Converting a Go pointer to an integer doesn't quite do what it looks like
Over on r/golang, an interesting question was asked:
[Is it] possible to parse a struct or interface to get its pointer address as an integer? [...]
The practical answer today is yes, as noted in the answers to the
question. You can convert any Go pointer to uintptr
by going through
unsafe.Pointer()
,
and then convert the uintptr
into some more conventional integer
type if you want. If you're going to convert to another integer
type, you should probably use uint64
for safety, since that should
hold any uintptr
value on any current Go platform.
However, the theoretical answer is no, in that this conversion
doesn't quite get you what you might think it does. What this
conversion really gives you is the address that the addressable
value had at the moment the conversion to
uintptr
was done. Go very carefully does not guarantee that this
past address is the same as the current address, although it always
will be today.
(I'm assuming here that there are other references to the addressable value that keep it from being garbage collected.)
Go's current garbage collector is a non-compacting garbage collector, where once things are allocated somewhere in memory, they never move for as long as they're alive. Since a non-compacting garbage collector has stable memory addresses for things, converting an address to an integer gives you something that is always the integer value of the current address of that thing. However, there are also compacting garbage collectors, which move live things around during garbage collection for various reasons. In these garbage collectors, the memory address of things is not stable.

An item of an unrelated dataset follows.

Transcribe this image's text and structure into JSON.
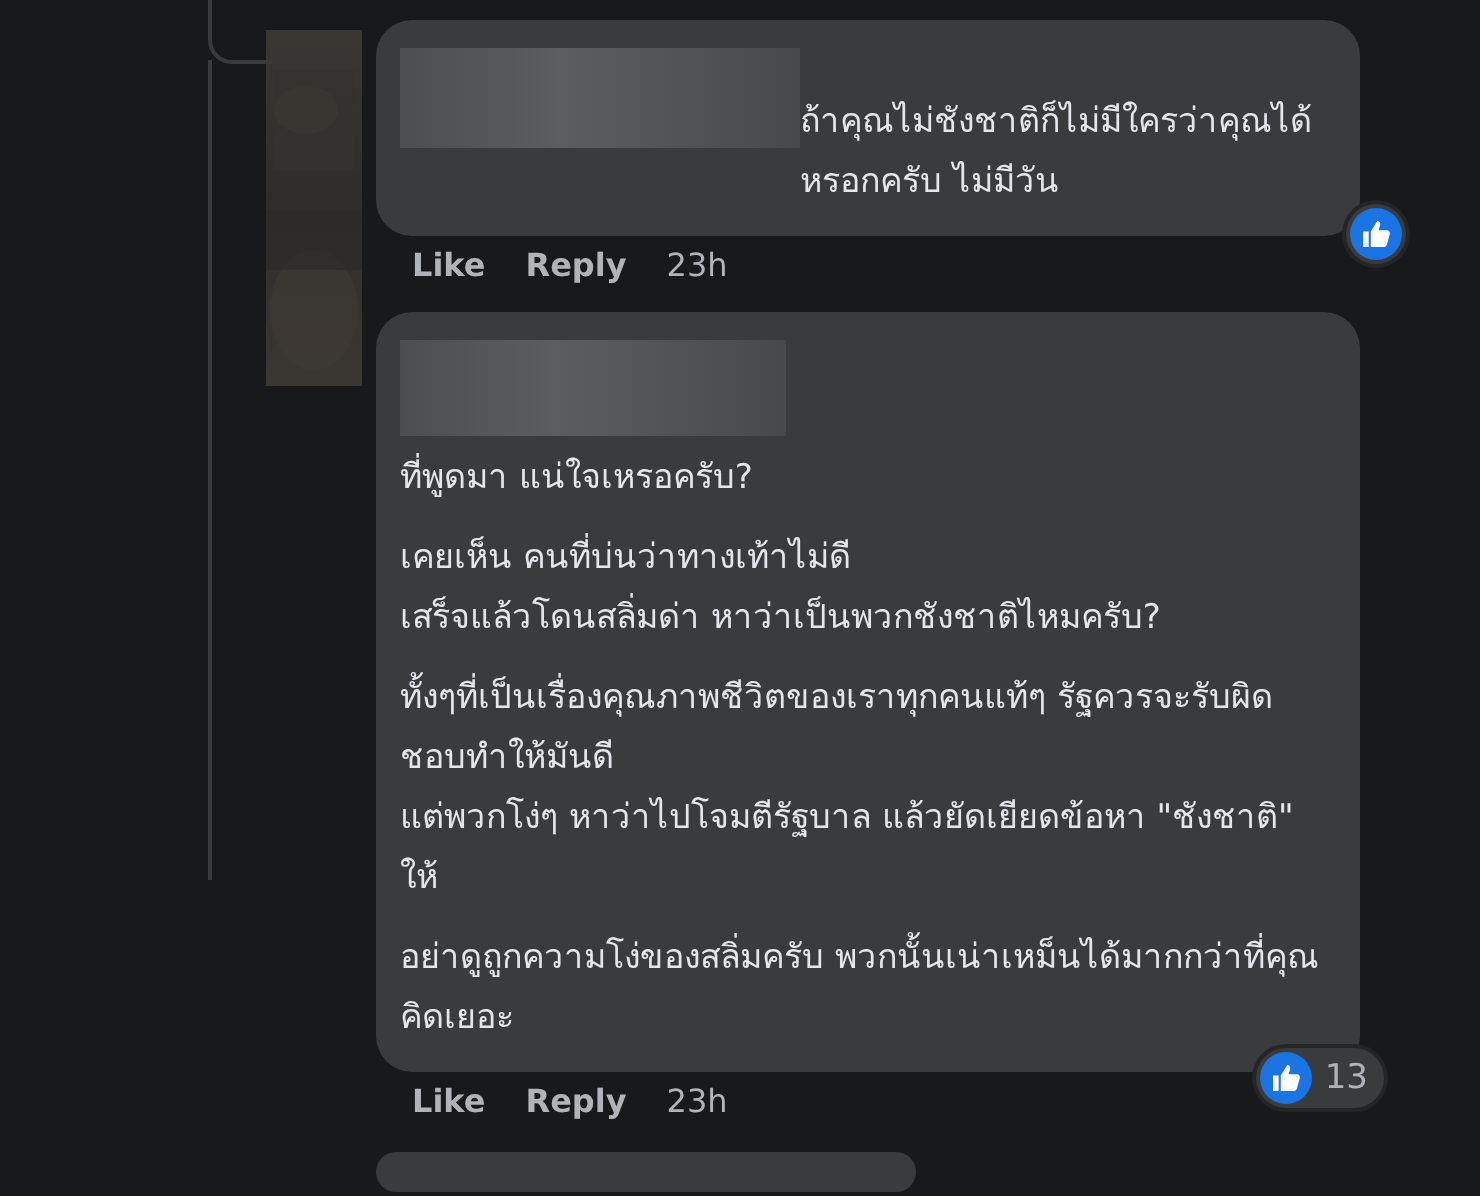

Go is deliberately specified so that you could implement it using
a compacting GC, and at one point this was the long term plan. When it moved things as part
of garbage collection, such a Go would update the address of actual
pointers to them to the new value. However, it would not magically
update integer values derived from those pointers, whether they're
uintptr
s or some other integer types. In a compacting GC world,
getting the uintptr
of the address of something twice at different
times could give you two different values. Each value was accurate
at the moment you got it, but it's not guaranteed to be accurate
one instant past that; a GC pass could happen at any time and thus
the thing could be moved at any time.
Leaving the door open for a compacting GC is one of the reasons
that the rules surrounding the use of unsafe.Pointer()
and uintptr
are so
carefully and narrowly specified, as we've seen before. In fact the documentation points this out
explicitly:
A uintptr is an integer, not a reference. Converting a Pointer to a uintptr creates an integer value with no pointer semantics. Even if a uintptr holds the address of some object, the garbage collector will not update that uintptr's value if the object moves, nor will that uintptr keep the object from being reclaimed.
(The emphasis is mine.)
The Go garbage collector never moves things today, which leads to the practical answer for today of 'yes, you can do this'. But the theoretical answer is that the address of things could be constantly changing, and maybe someday in the future they sometimes will.
Update: As pointed out in the r/golang comments on my entry, I'm wrong here. In Go today, stacks are movable as stack usage grows and shrinks, and you can take the address of a value that is on the stack and that subsequently gets moved with the stack.